Hapgood's analysis is intesting but speculative. The Summerian King's list (prior to the flood) has Summer in the same area. Other descriptions such as the rivers out of Eden; Eve's tomb in Mecca; and other artificats that predate the flood imply a common location.
The stories in Southeast Asia and the Pacific presumably migrated there with the population expansion. No doubt though that the flood is in the common history of ancient man--and the flood is not some local flood in the Black Sea.
Yes, I have been persuaded by Oppenheimer's argument. Prior to this change, I was a Black Sea as Noah's Flood story person
"The stories in Southeast Asia and the Pacific presumably migrated there with the population expansion.
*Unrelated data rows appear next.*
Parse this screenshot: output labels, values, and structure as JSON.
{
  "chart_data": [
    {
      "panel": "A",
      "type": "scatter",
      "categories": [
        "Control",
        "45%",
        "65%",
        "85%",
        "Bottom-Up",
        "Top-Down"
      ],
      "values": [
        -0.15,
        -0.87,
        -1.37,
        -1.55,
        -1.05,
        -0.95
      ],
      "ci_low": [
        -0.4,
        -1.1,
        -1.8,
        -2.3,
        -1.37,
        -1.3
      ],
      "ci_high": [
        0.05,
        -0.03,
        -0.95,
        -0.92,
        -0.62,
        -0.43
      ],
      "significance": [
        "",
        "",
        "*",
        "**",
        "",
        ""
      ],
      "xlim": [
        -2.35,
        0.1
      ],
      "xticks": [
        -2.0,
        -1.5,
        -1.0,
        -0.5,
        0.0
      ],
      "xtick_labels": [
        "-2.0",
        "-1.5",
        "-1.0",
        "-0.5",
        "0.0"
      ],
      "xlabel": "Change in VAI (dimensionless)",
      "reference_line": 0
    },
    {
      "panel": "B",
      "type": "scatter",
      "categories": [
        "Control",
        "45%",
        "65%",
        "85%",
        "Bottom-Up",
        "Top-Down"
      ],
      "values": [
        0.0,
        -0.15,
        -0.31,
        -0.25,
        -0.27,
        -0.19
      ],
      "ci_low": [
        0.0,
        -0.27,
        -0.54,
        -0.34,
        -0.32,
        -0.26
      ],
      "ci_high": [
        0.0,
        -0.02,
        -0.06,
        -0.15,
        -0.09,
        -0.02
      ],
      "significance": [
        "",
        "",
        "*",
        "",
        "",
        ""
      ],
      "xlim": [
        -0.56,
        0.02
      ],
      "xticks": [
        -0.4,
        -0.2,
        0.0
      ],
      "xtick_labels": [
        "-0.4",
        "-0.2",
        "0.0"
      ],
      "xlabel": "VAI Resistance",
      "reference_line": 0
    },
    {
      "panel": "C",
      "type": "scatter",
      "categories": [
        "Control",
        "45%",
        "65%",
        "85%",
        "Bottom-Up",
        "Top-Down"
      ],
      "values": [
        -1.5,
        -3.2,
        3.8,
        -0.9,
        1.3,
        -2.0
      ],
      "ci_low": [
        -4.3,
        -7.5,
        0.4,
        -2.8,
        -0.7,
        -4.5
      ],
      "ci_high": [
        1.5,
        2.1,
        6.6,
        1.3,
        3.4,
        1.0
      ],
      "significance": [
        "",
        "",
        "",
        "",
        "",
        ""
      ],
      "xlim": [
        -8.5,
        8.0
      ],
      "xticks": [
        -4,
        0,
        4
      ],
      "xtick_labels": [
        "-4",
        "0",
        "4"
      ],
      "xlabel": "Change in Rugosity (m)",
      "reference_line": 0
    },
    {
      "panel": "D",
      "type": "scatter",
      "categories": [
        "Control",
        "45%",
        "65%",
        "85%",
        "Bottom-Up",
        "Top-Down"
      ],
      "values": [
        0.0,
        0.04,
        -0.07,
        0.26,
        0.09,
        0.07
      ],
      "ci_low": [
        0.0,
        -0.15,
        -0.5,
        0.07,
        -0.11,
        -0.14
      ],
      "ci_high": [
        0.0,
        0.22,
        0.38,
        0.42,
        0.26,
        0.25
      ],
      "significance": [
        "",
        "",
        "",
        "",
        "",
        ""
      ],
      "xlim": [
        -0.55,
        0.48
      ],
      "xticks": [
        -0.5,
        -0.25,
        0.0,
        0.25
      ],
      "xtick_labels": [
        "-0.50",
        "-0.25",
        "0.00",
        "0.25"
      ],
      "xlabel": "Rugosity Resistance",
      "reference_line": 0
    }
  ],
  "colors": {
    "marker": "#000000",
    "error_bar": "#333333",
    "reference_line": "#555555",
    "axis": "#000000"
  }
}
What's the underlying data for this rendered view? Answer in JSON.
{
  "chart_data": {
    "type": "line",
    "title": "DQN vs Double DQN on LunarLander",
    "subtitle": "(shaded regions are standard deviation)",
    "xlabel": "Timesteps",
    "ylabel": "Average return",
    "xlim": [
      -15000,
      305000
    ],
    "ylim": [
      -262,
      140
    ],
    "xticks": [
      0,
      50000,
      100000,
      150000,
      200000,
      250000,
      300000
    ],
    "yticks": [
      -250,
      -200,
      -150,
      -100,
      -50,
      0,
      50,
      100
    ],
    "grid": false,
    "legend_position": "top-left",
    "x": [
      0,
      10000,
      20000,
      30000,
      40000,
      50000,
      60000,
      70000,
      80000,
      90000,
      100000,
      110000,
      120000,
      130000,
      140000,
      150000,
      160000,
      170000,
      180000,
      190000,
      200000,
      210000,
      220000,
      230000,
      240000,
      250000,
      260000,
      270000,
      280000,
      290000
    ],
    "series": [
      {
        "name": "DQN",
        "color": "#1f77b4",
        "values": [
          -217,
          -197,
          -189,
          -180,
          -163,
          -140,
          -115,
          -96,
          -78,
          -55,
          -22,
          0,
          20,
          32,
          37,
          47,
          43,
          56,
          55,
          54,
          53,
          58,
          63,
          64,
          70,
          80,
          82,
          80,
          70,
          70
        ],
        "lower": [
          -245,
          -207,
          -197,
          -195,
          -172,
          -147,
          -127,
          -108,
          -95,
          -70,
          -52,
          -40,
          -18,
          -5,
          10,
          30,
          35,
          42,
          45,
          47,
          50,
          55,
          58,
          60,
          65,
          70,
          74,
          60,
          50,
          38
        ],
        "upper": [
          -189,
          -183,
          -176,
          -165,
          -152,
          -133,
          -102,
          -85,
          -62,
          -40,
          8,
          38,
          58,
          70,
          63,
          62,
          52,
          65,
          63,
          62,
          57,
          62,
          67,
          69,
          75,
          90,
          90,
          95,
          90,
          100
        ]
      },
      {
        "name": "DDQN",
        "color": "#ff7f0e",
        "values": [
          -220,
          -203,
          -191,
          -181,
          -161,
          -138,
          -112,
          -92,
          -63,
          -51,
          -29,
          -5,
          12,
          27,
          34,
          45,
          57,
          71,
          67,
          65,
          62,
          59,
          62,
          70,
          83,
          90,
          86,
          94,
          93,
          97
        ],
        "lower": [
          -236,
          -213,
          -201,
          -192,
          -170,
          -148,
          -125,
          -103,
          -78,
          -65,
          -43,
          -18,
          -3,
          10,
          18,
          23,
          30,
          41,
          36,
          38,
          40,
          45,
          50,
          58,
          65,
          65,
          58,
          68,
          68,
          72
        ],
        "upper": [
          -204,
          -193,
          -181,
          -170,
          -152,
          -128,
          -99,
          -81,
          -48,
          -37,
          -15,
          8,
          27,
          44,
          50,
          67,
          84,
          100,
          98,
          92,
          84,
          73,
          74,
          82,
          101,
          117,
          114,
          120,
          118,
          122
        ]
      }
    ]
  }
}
No doubt though that the flood is in the common history of ancient man--and the flood is not some local flood in the Black Sea."
The amazing thing, the expansion came from SE Asia. The original Caucasians probably came from China. And, Oppenheimer says the Gilgamesh writings mentions immigrants from the east ("wise men from the east"), I've not read Gilgamesh.
Dr Robert Schoch, (geologist/geophysist), has a book titled, Voyages Of The Pyramid Builders, that essentially has the same theme, that the world's first/great civilizations were 'seeded' from SE Asia, 7-8,000 years ago. (That was when the last Ice Age melt/surge occurred.) Both interesting and thought provoking books. I've just completed Oppenheimer's most recent book too, Out Of Eden.
Gilgamesh lived 2700-2500 BC.
The Black Sea flood was about 5600 BC.
This is a long time for oral tradition to survive, I think; however, people dated everything before and after the flood just as we now date everything before and after Jesus. I don't know how long oral tradition survives.
The flooding of the fresh water Black Sea with salt water from the Mediterranean may have displaced populations and sent them West. The sea filled with salt water and also would have sent water rushing up river channels resulting in massive flash-flooding inland along rivers.